C’était le mois de janvier et nous revenions d’une énième conférence sur le numérique. Alors que nous amorcions la descente vers la basse-ville, l’ami à mes côtés s’appliquait à démonter point par point les idées du conférencier.

− Ce ne sont pas des expositions 3D et des lunettes en carton qui feront que les gens s’intéresseront à nouveau aux musées!
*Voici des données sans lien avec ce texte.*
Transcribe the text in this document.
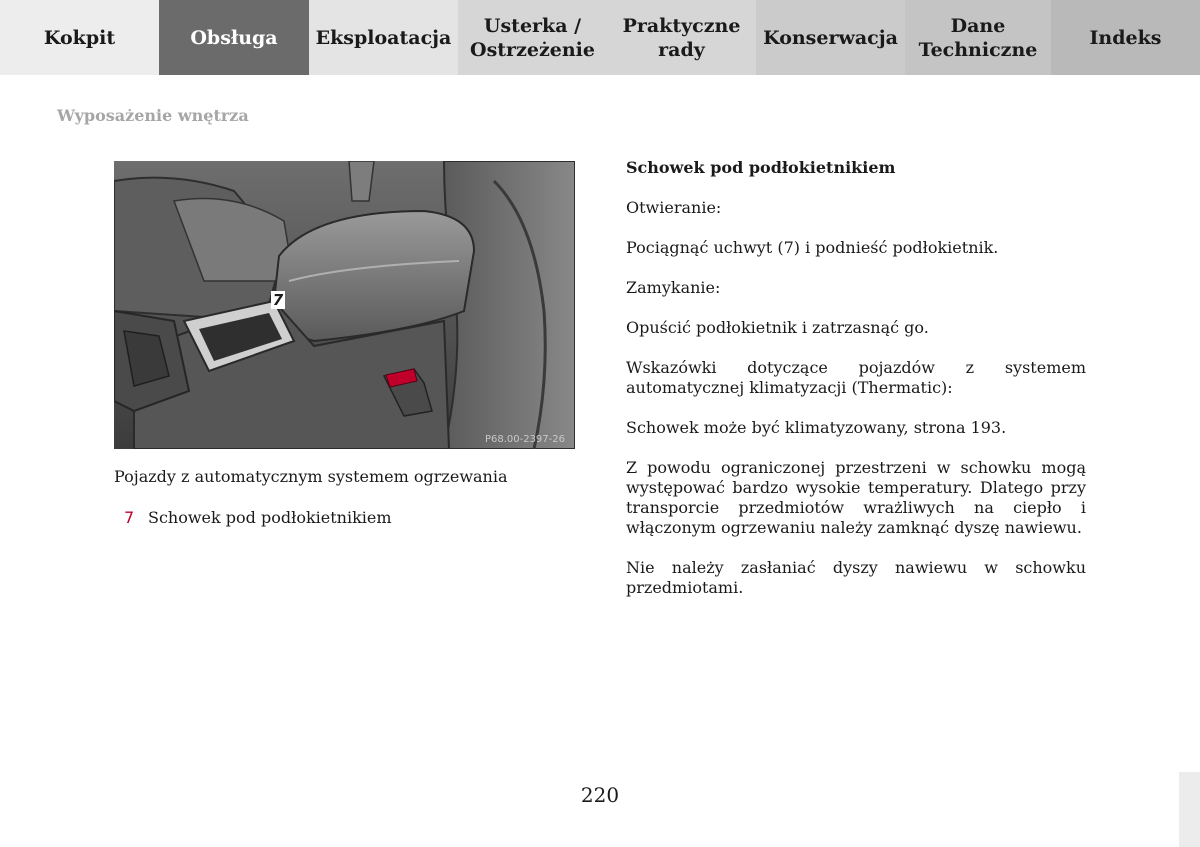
Kokpit	Obsługa Eksploatacja
Usterka /
Ostrzeżenie
Praktyczne
rady
Konserwacja
Dane
Techniczne
Indeks
Wyposażenie wnętrza
7
P68.00-2397-26
Pojazdy z automatycznym systemem ogrzewania
7 Schowek pod podłokietnikiem

Schowek pod podłokietnikiem

Otwieranie:

Pociągnąć uchwyt (7) i podnieść podłokietnik.

Zamykanie:

Opuścić podłokietnik i zatrzasnąć go.

Wskazówki dotyczące pojazdów z systemem automatycznej klimatyzacji (Thermatic):

Schowek może być klimatyzowany, strona 193.

Z powodu ograniczonej przestrzeni w schowku mogą występować bardzo wysokie temperatury. Dlatego przy transporcie przedmiotów wrażliwych na ciepło i włączonym ogrzewaniu należy zamknąć dyszę nawiewu.

Nie należy zasłaniać dyszy nawiewu w schowku przedmiotami.

220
À la hauteur de la coopérative Méduse, l’état du trottoir nous empêcha de poursuivre la marche côte à côte. Une mince tranchée s’était formée entre les remblais de neige gelée et la façade des édifices. S’aventurant en premier dans la brèche, l’ami se désola :

− Quand je pense que fût un temps, toute la côte appartenait aux marcheurs!

− C’est-à-dire?

− Tu ne sais pas? Tout le coin — des Plaines jusqu’à la pointe aux Lièvres — a jadis appartenu à un homme nommé Abraham Martin! On raconte qu’il faisait paître son bétail sur les Plaines puis qu’il descendait la côte pour aller le désaltérer dans la rivière Saint-Charles.
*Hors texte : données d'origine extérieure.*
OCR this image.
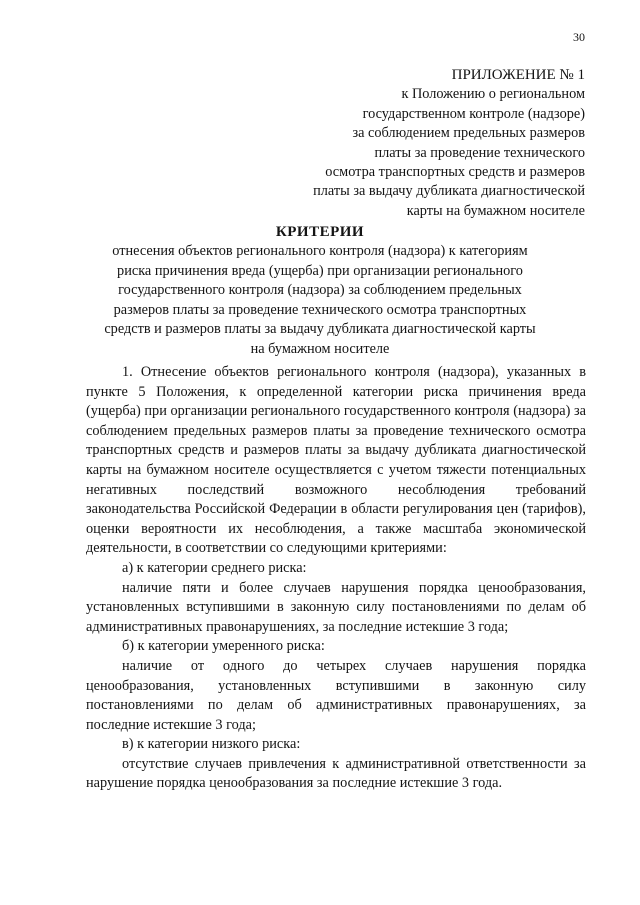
30
ПРИЛОЖЕНИЕ № 1
к Положению о региональном
государственном контроле (надзоре)
за соблюдением предельных размеров
платы за проведение технического
осмотра транспортных средств и размеров
платы за выдачу дубликата диагностической
карты на бумажном носителе
КРИТЕРИИ
отнесения объектов регионального контроля (надзора) к категориям
риска причинения вреда (ущерба) при организации регионального
государственного контроля (надзора) за соблюдением предельных
размеров платы за проведение технического осмотра транспортных
средств и размеров платы за выдачу дубликата диагностической карты
на бумажном носителе

1. Отнесение объектов регионального контроля (надзора), указанных в пункте 5 Положения, к определенной категории риска причинения вреда (ущерба) при организации регионального государственного контроля (надзора) за соблюдением предельных размеров платы за проведение технического осмотра транспортных средств и размеров платы за выдачу дубликата диагностической карты на бумажном носителе осуществляется с учетом тяжести потенциальных негативных последствий возможного несоблюдения требований законодательства Российской Федерации в области регулирования цен (тарифов), оценки вероятности их несоблюдения, а также масштаба экономической деятельности, в соответствии со следующими критериями:

а) к категории среднего риска:

наличие пяти и более случаев нарушения порядка ценообразования, установленных вступившими в законную силу постановлениями по делам об административных правонарушениях, за последние истекшие 3 года;

б) к категории умеренного риска:

наличие от одного до четырех случаев нарушения порядка ценообразования, установленных вступившими в законную силу постановлениями по делам об административных правонарушениях, за последние истекшие 3 года;

в) к категории низкого риска:

отсутствие случаев привлечения к административной ответственности за нарушение порядка ценообразования за последние истекшие 3 года.
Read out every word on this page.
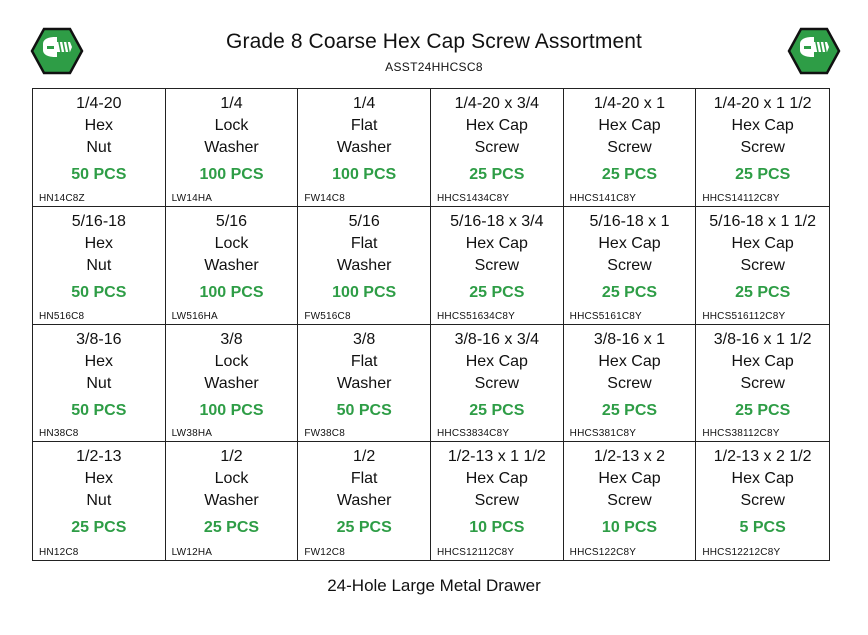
Grade 8 Coarse Hex Cap Screw Assortment
ASST24HHCSC8
1/4-20
Hex
Nut
50 PCS
HN14C8Z
1/4
Lock
Washer
100 PCS
LW14HA
1/4
Flat
Washer
100 PCS
FW14C8
1/4-20 x 3/4
Hex Cap
Screw
25 PCS
HHCS1434C8Y
1/4-20 x 1
Hex Cap
Screw
25 PCS
HHCS141C8Y
1/4-20 x 1 1/2
Hex Cap
Screw
25 PCS
HHCS14112C8Y
5/16-18
Hex
Nut
50 PCS
HN516C8
5/16
Lock
Washer
100 PCS
LW516HA
5/16
Flat
Washer
100 PCS
FW516C8
5/16-18 x 3/4
Hex Cap
Screw
25 PCS
HHCS51634C8Y
5/16-18 x 1
Hex Cap
Screw
25 PCS
HHCS5161C8Y
5/16-18 x 1 1/2
Hex Cap
Screw
25 PCS
HHCS516112C8Y
3/8-16
Hex
Nut
50 PCS
HN38C8
3/8
Lock
Washer
100 PCS
LW38HA
3/8
Flat
Washer
50 PCS
FW38C8
3/8-16 x 3/4
Hex Cap
Screw
25 PCS
HHCS3834C8Y
3/8-16 x 1
Hex Cap
Screw
25 PCS
HHCS381C8Y
3/8-16 x 1 1/2
Hex Cap
Screw
25 PCS
HHCS38112C8Y
1/2-13
Hex
Nut
25 PCS
HN12C8
1/2
Lock
Washer
25 PCS
LW12HA
1/2
Flat
Washer
25 PCS
FW12C8
1/2-13 x 1 1/2
Hex Cap
Screw
10 PCS
HHCS12112C8Y
1/2-13 x 2
Hex Cap
Screw
10 PCS
HHCS122C8Y
1/2-13 x 2 1/2
Hex Cap
Screw
5 PCS
HHCS12212C8Y
24-Hole Large Metal Drawer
L’image me fit sourire. Il y avait quelque chose de surréaliste à imaginer un homme en habits d’époque descendre paisiblement cette route à quatre voies, longeant la double ligne jaune suivi par un troupeau ruminant. Soudain, le bruit des bêtes se mêlait à celui des voitures passant à toute allure. L’herbe et la terre battue se laissaient deviner sous l’asphalte. Les bâtiments de la côte, si ternes en ce soir d’hiver, et la basse-ville se trouvaient balayés par un vent printanier. Je me souviens m’être demandé si les vaches, pour atteindre la rivière, empruntaient Dorchester ou de la Couronne. Traversaient-elles, de leur pas nonchalant, cette intersection du boulevard Charest où on déplore maintenant chaque année des accidents graves impliquant des piétons ou des cyclistes? Quelle tête feraient les gens du centre-ville, aujourd’hui, s’ils voyaient défiler pareil cortège à travers les fenêtres des cafés et des restaurants « apportez votre vin »?

L’ami m’avait devancé dans la descente et attendait désormais au pied de la côte. Peut-être avait-il surpris ma rêverie. Alors que je le rejoignais, il dit haut et fort, pour enterrer le vacarme des voitures :

− Le summum de la réalité augmentée, c’est et ça restera toujours la culture!